Final answer:
The initial outlay for the log flume ride is $3,750,000. Annual after-tax cash flow is calculated by deducting variable costs, fixed costs, depreciation, and taxes from annual revenues, which will also be adjusted for the incremental ticket price increase. The terminal cash flow involves subtracting the dismantling costs from the sale of the parts and adjusting for taxes.
Step-by-step explanation:
The initial outlay for the Ocean City Water Park's new log flume ride includes the purchase price and installation costs, summing up to $3,750,000 ($3,500,000 for the equipment plus $250,000 for installation). The annual revenue can be calculated by multiplying 150 rides per day by 25 riders per ride, by $4.00 per ticket, and by 120 days in the season. This results in annual revenue from ticket sales. However, the ticket price increases by 4% each year, so this will have to be factored in for each subsequent year. Expenses include variable costs per rider, fixed costs, depreciation (using MACRS 7-year schedule), and taxes (35% tax rate).

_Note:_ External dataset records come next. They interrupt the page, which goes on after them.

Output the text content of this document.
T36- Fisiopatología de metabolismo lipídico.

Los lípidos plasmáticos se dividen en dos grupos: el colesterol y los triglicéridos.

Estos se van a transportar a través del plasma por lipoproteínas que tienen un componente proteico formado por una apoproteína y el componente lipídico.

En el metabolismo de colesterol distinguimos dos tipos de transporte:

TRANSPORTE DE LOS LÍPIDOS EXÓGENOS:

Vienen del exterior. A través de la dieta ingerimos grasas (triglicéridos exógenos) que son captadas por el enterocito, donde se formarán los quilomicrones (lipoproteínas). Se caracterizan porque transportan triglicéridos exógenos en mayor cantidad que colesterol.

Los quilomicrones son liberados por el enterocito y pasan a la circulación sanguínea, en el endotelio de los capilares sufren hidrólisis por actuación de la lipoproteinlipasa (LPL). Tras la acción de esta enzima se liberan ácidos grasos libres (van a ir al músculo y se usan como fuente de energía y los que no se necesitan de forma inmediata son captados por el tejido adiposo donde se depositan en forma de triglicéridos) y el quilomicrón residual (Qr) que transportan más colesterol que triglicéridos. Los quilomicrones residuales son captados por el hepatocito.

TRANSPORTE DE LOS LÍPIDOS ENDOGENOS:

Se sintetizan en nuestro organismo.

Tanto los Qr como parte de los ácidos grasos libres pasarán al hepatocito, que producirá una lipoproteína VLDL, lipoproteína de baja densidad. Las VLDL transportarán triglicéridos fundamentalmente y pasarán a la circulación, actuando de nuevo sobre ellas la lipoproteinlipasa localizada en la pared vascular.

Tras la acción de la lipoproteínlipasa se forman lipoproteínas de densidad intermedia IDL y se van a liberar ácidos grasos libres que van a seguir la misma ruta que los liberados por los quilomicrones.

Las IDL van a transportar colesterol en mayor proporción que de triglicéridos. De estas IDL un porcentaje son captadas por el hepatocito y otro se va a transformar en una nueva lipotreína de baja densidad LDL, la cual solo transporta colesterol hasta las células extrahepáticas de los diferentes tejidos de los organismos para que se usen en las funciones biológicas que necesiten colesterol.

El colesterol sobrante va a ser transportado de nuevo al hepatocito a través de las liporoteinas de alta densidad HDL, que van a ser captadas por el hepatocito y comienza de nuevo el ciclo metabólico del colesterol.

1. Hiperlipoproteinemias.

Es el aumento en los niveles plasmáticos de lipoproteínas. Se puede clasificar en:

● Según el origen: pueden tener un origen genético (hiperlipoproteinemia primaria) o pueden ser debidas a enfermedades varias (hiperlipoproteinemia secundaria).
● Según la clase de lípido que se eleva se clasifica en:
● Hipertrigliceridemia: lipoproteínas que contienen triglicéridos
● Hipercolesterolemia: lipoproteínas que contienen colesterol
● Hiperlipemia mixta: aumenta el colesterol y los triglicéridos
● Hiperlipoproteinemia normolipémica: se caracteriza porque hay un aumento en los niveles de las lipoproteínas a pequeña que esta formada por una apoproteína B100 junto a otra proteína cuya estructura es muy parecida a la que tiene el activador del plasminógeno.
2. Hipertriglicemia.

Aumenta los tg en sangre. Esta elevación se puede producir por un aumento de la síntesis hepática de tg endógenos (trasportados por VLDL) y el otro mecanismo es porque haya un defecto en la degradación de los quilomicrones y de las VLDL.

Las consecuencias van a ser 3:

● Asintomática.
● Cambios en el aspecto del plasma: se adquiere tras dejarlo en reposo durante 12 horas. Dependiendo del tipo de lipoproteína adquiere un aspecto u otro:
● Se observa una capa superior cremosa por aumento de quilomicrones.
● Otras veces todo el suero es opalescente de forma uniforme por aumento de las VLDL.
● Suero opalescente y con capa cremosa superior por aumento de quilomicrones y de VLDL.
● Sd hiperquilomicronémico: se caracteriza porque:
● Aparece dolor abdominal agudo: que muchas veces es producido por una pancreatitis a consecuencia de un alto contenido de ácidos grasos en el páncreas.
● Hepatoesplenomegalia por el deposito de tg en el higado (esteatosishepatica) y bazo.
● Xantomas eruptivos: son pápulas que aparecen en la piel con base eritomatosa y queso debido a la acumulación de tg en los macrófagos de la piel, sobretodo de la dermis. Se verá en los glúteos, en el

The calculation of the terminal cash flow involves the dismantling costs and parts sale. You take the revenue from selling the parts and subtract the dismantling costs, then adjust for taxes to find the net terminal cash flow.
To calculate the annual after-tax cash flow, subtract the sum of variable costs, fixed costs, depreciation, and taxes from the annual revenue. With these calculations, we factor in the cost of capital (12%) to analyze the investment's profitability, by calculating the Net Present Value or using other financial metrics.